MaxSAT Resolution and Subcube Sums

TL;DR

This paper introduces the SubCubeSums proof system, demonstrating its power and limitations in certifying unsatisfiability, and compares it to existing proof systems like MaxResW and resolution.

Contribution

It defines the SubCubeSums proof system, shows its relation to MaxResW and Sherali-Adams, and establishes new lower bounds for refuting certain formulas.

Findings

SubCubeSums p-simulates MaxResW.

Tseitin contradictions on expanders are hard in SubCubeSums.

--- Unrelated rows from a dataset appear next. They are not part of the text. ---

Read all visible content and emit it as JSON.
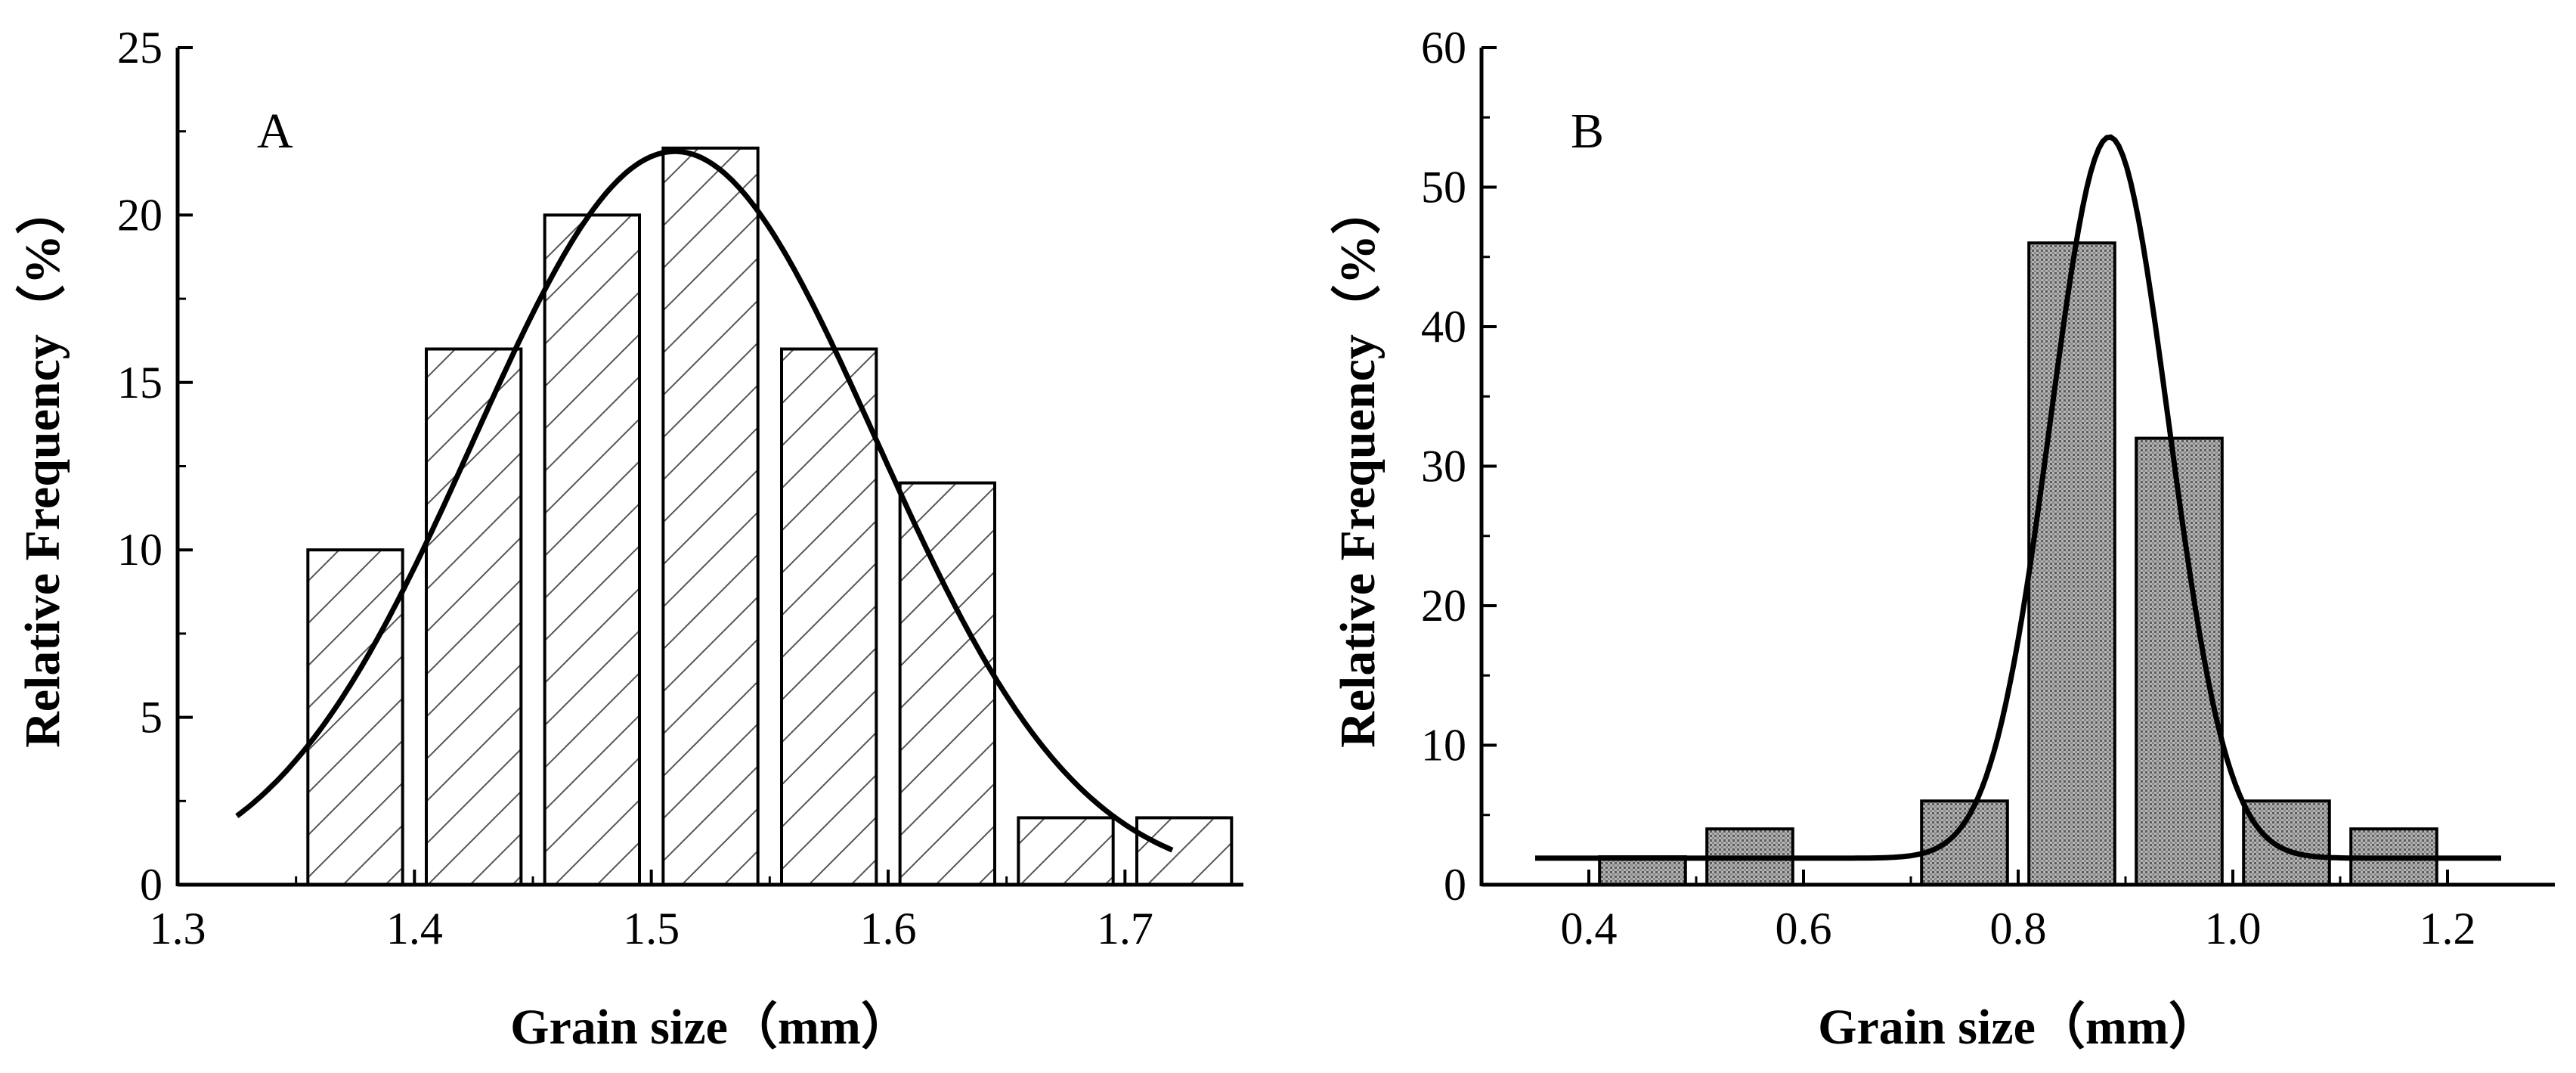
{
  "chart_data": [
    {
      "type": "bar",
      "panel_label": "A",
      "fill": "hatched",
      "xlabel": "Grain size（mm）",
      "ylabel": "Relative Frequency（%）",
      "xlim": [
        1.3,
        1.75
      ],
      "ylim": [
        0,
        25
      ],
      "xticks": [
        1.3,
        1.4,
        1.5,
        1.6,
        1.7
      ],
      "xtick_labels": [
        "1.3",
        "1.4",
        "1.5",
        "1.6",
        "1.7"
      ],
      "yticks": [
        0,
        5,
        10,
        15,
        20,
        25
      ],
      "ytick_labels": [
        "0",
        "5",
        "10",
        "15",
        "20",
        "25"
      ],
      "bar_width": 0.04,
      "x": [
        1.375,
        1.425,
        1.475,
        1.525,
        1.575,
        1.625,
        1.675,
        1.725
      ],
      "values": [
        10,
        16,
        20,
        22,
        16,
        12,
        2,
        2
      ],
      "fit_curve": {
        "type": "normal",
        "mean": 1.51,
        "sd": 0.085,
        "peak": 21.9,
        "x_range": [
          1.325,
          1.72
        ]
      }
    },
    {
      "type": "bar",
      "panel_label": "B",
      "fill": "gray-dotted",
      "xlabel": "Grain size（mm）",
      "ylabel": "Relative Frequency（%）",
      "xlim": [
        0.3,
        1.3
      ],
      "ylim": [
        0,
        60
      ],
      "xticks": [
        0.4,
        0.6,
        0.8,
        1.0,
        1.2
      ],
      "xtick_labels": [
        "0.4",
        "0.6",
        "0.8",
        "1.0",
        "1.2"
      ],
      "yticks": [
        0,
        10,
        20,
        30,
        40,
        50,
        60
      ],
      "ytick_labels": [
        "0",
        "10",
        "20",
        "30",
        "40",
        "50",
        "60"
      ],
      "bar_width": 0.08,
      "x": [
        0.45,
        0.55,
        0.75,
        0.85,
        0.95,
        1.05,
        1.15
      ],
      "values": [
        2,
        4,
        6,
        46,
        32,
        6,
        4
      ],
      "fit_curve": {
        "type": "normal",
        "mean": 0.885,
        "sd": 0.055,
        "peak": 51.7,
        "baseline": 1.9,
        "x_range": [
          0.35,
          1.25
        ]
      }
    }
  ]
}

Lifting techniques show large XOR-ification requires large SubCubeSums proofs.

Abstract

We study the MaxRes rule in the context of certifying unsatisfiability. We show that it can be exponentially more powerful than tree-like resolution, and when augmented with weakening (the system MaxResW), p-simulates tree-like resolution. In devising a lower bound technique specific to MaxRes (and not merely inheriting lower bounds from Res), we define a new proof system called the SubCubeSums proof system. This system, which p-simulates MaxResW, can be viewed as a special case of the semialgebraic Sherali-Adams proof system. In expressivity, it is the integral restriction of conical juntas studied in the contexts of communication complexity and extension complexity. We show that it is not simulated by Res. Using a proof technique qualitatively different from the lower bounds that MaxResW inherits from Res, we show that Tseitin contradictions on expander graphs are hard to refute in SubCubeSums. We also establish a lower bound technique via lifting: for formulas requiring large degree in SubCubeSums, their XOR-ification requires large size in SubCubeSums.